Este no será un 1 de mayo de marchas y movilizaciones. La pandemia de covid-19 ha logrado lo que las guerras y los desastres ambientales no: que los y las trabajadoras organizadas se queden sin revindicar en las calles sus derechos laborales. Esto cuando el mundo del trabajo está siendo duramente afectado por la crisis. Los efectos económicos y sociales de la pandemia ponen en peligro los medios de vida de millones de personas. Por el momento, en general, las personas con un trabajo formal han logrado mantener su nivel de vida. En muchos países, como en El Salvador, se están planificando o implementando medidas de soporte financiero a empresas para que los efectos de la crisis no sean tan contundentes. En este sentido, quienes tienen un empleo formal son privilegiados, aunque también sobre sus trabajos se ciernen sombras. En el país se están comenzando a construir proyecciones, todas provisionales, sobre los miles de empleos que se podrían perder. Pero la situación apremiante la viven los y las trabajadoras que no tienen un empleo formal.
A fines del siglo XX, en pleno auge de la globalización capitalista, Franz Hinkelammert afirmó que en estos tiempos “es un privilegio ser explotado”. Lo que Marx llamó el “ejército de reserva industrial”, la mano de obra desempleada y permanentemente dispuesta a vender su fuerza de trabajo a las empresas, ha pasado a ser, como sostiene el argentino Carlos Vilas, un ejército de sobrantes que no tiene cabida en el sistema. Los desempleados se han convertido en reserva de nada. No extraña, entonces, que la gran mayoría de la población en edad de trabajar se vea obligada a buscarse la vida en el sector de la economía informal, en caminos subterráneos o ilegales de sobrevivencia, o en la migración hacia otros países con mejores condiciones.
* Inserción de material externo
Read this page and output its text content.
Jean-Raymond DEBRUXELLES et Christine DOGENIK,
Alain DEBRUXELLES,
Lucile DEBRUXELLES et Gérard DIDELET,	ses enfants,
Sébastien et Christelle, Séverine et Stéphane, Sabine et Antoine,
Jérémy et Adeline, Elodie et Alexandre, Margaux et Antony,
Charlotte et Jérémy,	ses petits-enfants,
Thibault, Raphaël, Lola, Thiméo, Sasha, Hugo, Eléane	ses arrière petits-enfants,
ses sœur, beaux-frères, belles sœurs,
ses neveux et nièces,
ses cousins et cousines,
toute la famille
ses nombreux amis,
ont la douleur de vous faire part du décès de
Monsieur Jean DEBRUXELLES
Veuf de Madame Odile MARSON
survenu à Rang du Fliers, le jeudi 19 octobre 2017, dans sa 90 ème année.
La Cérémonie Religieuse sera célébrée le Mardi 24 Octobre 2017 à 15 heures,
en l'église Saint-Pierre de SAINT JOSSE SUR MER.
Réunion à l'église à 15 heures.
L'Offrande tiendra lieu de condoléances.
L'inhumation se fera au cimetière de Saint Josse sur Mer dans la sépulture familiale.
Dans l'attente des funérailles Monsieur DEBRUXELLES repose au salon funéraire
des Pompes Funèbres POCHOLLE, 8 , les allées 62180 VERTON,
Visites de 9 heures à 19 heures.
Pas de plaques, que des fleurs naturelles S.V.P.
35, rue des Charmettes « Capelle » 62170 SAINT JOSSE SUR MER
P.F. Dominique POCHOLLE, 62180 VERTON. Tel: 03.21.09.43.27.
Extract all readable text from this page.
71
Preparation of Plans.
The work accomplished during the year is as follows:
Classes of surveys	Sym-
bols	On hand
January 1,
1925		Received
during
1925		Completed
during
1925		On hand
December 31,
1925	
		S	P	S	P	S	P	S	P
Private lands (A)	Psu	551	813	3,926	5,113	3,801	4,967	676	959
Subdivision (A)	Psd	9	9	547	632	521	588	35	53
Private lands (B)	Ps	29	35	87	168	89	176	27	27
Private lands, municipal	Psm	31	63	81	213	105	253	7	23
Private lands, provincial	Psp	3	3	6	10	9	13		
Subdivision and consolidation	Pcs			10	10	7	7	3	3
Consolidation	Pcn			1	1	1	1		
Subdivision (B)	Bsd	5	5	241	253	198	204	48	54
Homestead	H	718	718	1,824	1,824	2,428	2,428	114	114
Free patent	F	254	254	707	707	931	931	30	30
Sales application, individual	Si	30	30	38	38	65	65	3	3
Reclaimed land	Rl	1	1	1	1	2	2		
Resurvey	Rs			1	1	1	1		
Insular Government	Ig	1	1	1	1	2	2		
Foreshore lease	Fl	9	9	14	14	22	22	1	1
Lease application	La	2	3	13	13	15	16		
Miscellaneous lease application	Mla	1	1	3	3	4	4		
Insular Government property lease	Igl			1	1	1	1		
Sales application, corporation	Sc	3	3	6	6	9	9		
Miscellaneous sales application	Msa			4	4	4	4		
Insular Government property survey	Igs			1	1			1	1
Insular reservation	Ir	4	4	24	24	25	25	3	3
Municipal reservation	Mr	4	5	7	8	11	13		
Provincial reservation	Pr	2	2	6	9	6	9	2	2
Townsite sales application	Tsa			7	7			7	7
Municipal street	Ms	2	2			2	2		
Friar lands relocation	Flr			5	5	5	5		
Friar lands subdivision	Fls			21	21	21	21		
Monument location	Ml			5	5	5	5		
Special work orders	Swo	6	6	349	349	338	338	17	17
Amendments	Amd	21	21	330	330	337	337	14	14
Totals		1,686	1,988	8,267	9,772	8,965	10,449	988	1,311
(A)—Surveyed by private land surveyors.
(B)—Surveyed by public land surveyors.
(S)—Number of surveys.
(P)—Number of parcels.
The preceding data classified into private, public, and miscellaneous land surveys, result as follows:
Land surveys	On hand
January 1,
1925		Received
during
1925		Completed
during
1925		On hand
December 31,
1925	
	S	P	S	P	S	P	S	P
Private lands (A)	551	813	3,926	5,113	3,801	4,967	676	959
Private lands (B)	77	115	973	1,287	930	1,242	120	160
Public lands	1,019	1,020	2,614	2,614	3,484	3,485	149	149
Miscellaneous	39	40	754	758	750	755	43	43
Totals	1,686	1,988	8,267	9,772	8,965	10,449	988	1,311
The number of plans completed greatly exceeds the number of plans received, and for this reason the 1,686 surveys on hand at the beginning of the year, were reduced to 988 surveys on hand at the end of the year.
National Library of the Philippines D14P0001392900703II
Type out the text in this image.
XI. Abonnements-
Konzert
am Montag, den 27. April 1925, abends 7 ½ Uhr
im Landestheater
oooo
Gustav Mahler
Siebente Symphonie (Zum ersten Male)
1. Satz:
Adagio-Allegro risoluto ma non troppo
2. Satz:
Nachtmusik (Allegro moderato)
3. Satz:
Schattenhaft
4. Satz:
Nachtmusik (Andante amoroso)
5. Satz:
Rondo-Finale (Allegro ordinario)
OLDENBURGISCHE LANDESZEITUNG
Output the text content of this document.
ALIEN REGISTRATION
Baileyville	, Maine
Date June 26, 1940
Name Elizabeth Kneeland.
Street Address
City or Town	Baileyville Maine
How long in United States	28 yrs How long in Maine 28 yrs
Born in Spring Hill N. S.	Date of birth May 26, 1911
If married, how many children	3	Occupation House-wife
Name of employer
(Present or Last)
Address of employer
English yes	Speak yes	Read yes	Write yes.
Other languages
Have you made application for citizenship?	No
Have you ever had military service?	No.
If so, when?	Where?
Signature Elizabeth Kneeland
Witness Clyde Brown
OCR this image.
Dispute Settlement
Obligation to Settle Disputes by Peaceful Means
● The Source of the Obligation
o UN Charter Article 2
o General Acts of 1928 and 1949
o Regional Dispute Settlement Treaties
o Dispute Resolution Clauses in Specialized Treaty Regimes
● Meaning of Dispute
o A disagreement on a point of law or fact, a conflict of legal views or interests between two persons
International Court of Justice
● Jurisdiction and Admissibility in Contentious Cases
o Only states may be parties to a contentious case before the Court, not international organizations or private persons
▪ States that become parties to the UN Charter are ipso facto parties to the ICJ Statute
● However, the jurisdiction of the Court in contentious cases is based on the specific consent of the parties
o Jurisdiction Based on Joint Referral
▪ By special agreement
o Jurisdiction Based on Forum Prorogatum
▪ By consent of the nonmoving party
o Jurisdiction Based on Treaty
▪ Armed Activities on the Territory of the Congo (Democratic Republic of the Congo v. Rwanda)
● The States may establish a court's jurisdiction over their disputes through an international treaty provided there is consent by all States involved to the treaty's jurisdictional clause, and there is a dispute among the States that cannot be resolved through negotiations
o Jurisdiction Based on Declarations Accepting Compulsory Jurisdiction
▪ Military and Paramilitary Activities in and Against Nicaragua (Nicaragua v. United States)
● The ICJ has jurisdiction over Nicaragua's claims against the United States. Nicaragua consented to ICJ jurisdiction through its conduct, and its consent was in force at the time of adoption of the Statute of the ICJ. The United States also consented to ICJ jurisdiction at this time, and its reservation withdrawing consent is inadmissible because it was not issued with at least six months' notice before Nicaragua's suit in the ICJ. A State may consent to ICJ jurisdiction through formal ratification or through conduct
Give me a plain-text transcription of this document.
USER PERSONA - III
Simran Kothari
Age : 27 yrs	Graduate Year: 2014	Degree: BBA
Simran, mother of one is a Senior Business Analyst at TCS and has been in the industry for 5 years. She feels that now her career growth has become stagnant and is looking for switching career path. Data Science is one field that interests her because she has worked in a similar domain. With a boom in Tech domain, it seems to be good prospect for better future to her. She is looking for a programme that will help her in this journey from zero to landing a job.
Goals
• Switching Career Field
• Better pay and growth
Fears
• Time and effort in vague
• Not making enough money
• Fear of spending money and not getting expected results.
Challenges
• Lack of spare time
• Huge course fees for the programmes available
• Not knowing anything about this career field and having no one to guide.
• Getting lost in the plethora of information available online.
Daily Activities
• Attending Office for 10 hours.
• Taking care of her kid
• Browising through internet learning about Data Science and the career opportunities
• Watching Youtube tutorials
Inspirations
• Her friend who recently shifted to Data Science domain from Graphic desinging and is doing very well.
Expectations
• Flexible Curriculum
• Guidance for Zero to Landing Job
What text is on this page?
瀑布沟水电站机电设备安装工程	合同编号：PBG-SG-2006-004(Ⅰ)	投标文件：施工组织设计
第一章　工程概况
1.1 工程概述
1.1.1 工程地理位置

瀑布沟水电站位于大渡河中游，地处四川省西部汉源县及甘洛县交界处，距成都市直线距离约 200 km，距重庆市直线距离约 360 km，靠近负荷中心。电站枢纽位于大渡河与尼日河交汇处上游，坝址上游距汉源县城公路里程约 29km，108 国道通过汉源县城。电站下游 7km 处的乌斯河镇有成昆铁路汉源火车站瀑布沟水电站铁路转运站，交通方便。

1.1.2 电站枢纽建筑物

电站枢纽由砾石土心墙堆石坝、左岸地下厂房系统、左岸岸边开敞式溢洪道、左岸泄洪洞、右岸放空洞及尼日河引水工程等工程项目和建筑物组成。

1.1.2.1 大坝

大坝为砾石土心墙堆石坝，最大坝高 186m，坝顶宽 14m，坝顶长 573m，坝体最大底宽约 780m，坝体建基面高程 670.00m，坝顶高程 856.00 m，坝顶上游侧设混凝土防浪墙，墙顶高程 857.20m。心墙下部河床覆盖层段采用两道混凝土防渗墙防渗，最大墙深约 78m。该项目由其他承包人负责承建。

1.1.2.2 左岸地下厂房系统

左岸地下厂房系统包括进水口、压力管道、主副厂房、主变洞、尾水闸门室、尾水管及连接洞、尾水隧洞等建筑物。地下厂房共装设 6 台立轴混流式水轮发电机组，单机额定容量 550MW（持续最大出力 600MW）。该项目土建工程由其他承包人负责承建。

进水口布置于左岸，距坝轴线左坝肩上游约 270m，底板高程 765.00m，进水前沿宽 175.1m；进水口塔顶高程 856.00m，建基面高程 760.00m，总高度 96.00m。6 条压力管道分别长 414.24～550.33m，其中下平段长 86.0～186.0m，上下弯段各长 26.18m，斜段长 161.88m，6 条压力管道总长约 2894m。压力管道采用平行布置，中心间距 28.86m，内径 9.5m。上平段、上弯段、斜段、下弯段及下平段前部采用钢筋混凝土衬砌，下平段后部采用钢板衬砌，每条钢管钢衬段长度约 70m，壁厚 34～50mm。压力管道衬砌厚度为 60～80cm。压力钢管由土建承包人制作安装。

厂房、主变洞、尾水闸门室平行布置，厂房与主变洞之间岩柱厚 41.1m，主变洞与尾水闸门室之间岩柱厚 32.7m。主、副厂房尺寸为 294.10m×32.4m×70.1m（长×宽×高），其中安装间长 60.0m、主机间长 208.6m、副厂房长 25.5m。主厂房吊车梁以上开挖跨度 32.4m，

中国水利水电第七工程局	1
El sector más vulnerable del mercado laboral lo constituyen los trabajadores de la economía informal, y es a ellos y ellas a quienes la pandemia está golpeando con más fuerza. En El Salvador se estima que el 70% de las personas en edad de trabajar se gana la vida en ese sector. Quienes venden en los mercados, los que deambulan ofreciendo sus productos, los jardineros, paleteros, peluqueros, lavacarros… son los que la están pasando más difícil. Y si no cuentan con una fuente de ingresos alternativa, ellos y sus familias no tendrán medios de vida. En el mundo, según la Organización Internacional del Trabajo (OIT), 1,600 millones de personas, la mitad de la población económicamente activa, corre un peligro inminente de ver desaparecer sus fuentes de sustento por esta pandemia. Según la organización, los detonadores son dos: las medidas de confinamiento domiciliar y el hecho de trabajar en alguno de los sectores más afectados.
La pandemia ha puesto cruelmente en evidencia las agudas desigualdades mundiales, que condicionan tanto las posibilidades de contraer el virus como la capacidad de enfrentarse a sus consecuencias económicas. El mayor golpe recaerá en el bolsillo, la salud y la vida de los más vulnerables. Para ellos, como ha dicho Guy Ryder, director general de la OIT, “la ausencia de ingresos equivale a ausencia de alimentos, de seguridad y de futuro […] A medida que la pandemia y la crisis del empleo evolucionan, más acuciante se vuelve la necesidad de proteger a la población más vulnerable”. La respuesta de los Gobiernos, por tanto, debe estar dirigida principalmente a ese sector. De cara al futuro inmediato, en este 1 de mayo, el reclamo debería ser reorganizar la sociedad y la economía de modo que millones no se vean obligados a elegir entre cuidar la salud o llenar el estómago.